The time spent on computation, data transfer, etc., introduces a latency between an input and the output.
In general, whenever there is a latency between an input data and the output data and the parallelization of the computation does not decrease the latency enough, the next thing to try, probably in conjunction with the parallelization, is the ahead-of-time computing.
The idea is that one calculates a whole bunch of answers in parallel and later, when the actual input data is known, picks the answer, the output, that has been derived from the input that is closest to the real input. The rest of the answers are discharged, thrown away.
As of April 2011 I haven't tried it yet, but may be the ahead-of-time computing could be used for speeding applications up even on single-CPU systems. On single-CPU systems one would perform the ahea-of-time computation in the background, in a low priority thread. Tasks that can be run in the background, for example some of the game artificial intelligence and just-in-time compilation, seems to be good candidates for the ahead-of-time computing, because they are not that time critical.
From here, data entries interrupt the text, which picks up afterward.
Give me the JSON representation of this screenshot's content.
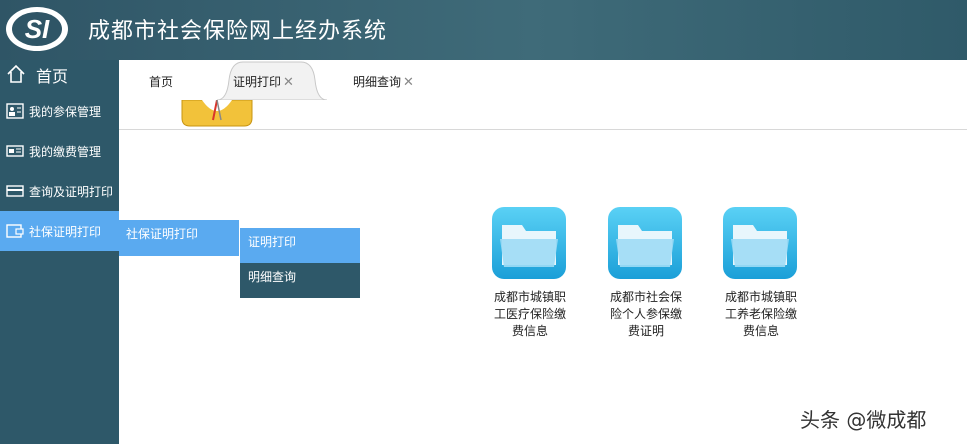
{
  "header": {
    "title": "成都市社会保险网上经办系统",
    "logo_icon": "si-logo-icon",
    "logo_text": "SI"
  },
  "sidebar": {
    "home_label": "首页",
    "items": [
      {
        "label": "我的参保管理",
        "icon": "id-card-icon"
      },
      {
        "label": "我的缴费管理",
        "icon": "payment-card-icon"
      },
      {
        "label": "查询及证明打印",
        "icon": "credit-card-icon"
      },
      {
        "label": "社保证明打印",
        "icon": "wallet-icon",
        "active": true
      }
    ]
  },
  "flyout": {
    "level1_label": "社保证明打印",
    "level2": [
      {
        "label": "证明打印",
        "active": true
      },
      {
        "label": "明细查询"
      }
    ]
  },
  "tabs": [
    {
      "label": "首页",
      "closable": false
    },
    {
      "label": "证明打印",
      "closable": true,
      "active": true
    },
    {
      "label": "明细查询",
      "closable": true
    }
  ],
  "tab_close_glyph": "✕",
  "folders": [
    {
      "label": "成都市城镇职工医疗保险缴费信息",
      "lines": [
        "成都市城镇职",
        "工医疗保险缴",
        "费信息"
      ]
    },
    {
      "label": "成都市社会保险个人参保缴费证明",
      "lines": [
        "成都市社会保",
        "险个人参保缴",
        "费证明"
      ]
    },
    {
      "label": "成都市城镇职工养老保险缴费信息",
      "lines": [
        "成都市城镇职",
        "工养老保险缴",
        "费信息"
      ]
    }
  ],
  "watermark": "头条 @微成都",
  "colors": {
    "header": "#3f6b79",
    "sidebar": "#2e5869",
    "accent": "#5aaaf0"
  }
}
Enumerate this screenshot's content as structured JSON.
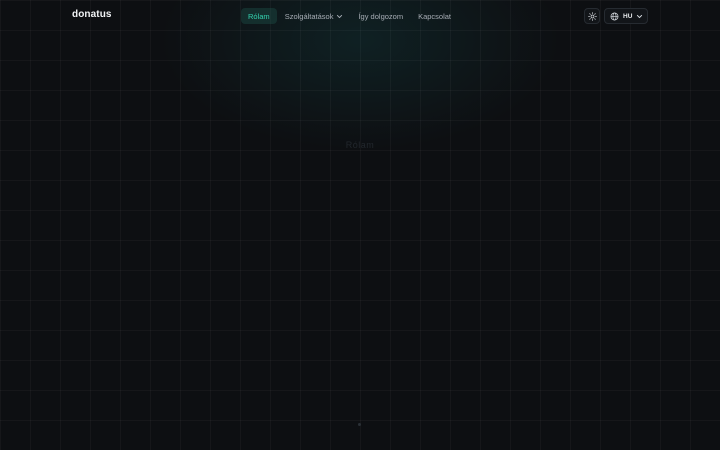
{
  "brand": {
    "name": "donatus"
  },
  "nav": {
    "items": [
      {
        "label": "Rólam",
        "active": true
      },
      {
        "label": "Szolgáltatások",
        "has_dropdown": true
      },
      {
        "label": "Így dolgozom"
      },
      {
        "label": "Kapcsolat"
      }
    ]
  },
  "controls": {
    "theme_icon": "sun-icon",
    "language": {
      "icon": "globe-icon",
      "value": "HU"
    }
  },
  "hero": {
    "faint_text": "Rólam"
  },
  "colors": {
    "background": "#0d0f12",
    "accent": "#34d3b0",
    "active_bg": "#153c38"
  }
}
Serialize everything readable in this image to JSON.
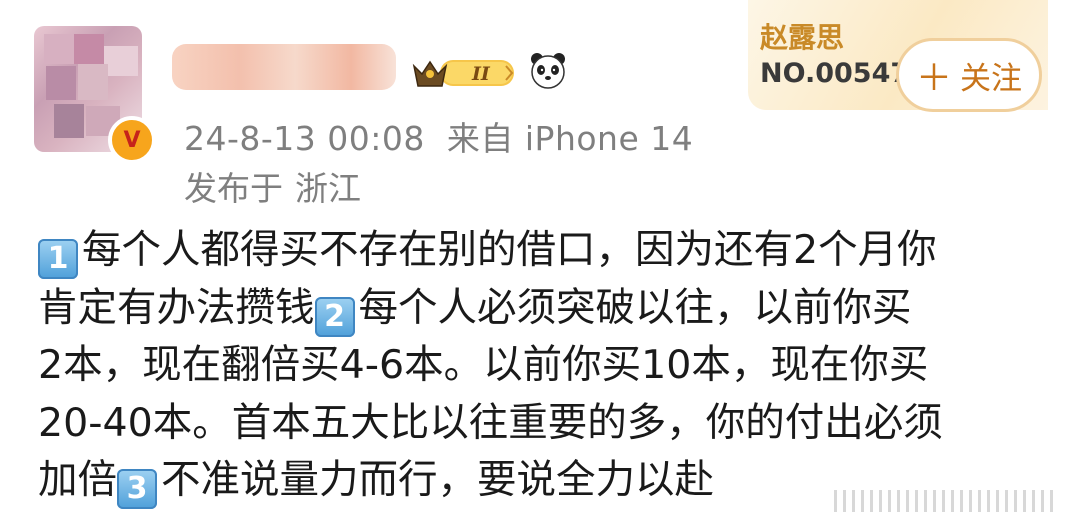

One might even offload some of the background computation to computers on a local area network. If most of the computation results get thrown away anyway and there's not even a guarantee that the bunch of the ahead-of-time calculated answers contains a usable answer, then it does not matter, if some of the answers in the bunch are not found, completed, calculated, on time. That entails that even old-ish and slow-ish computers can contribute to the speed of an application that runs on a modern computer, provided that their computational power to electric power ratio is acceptable.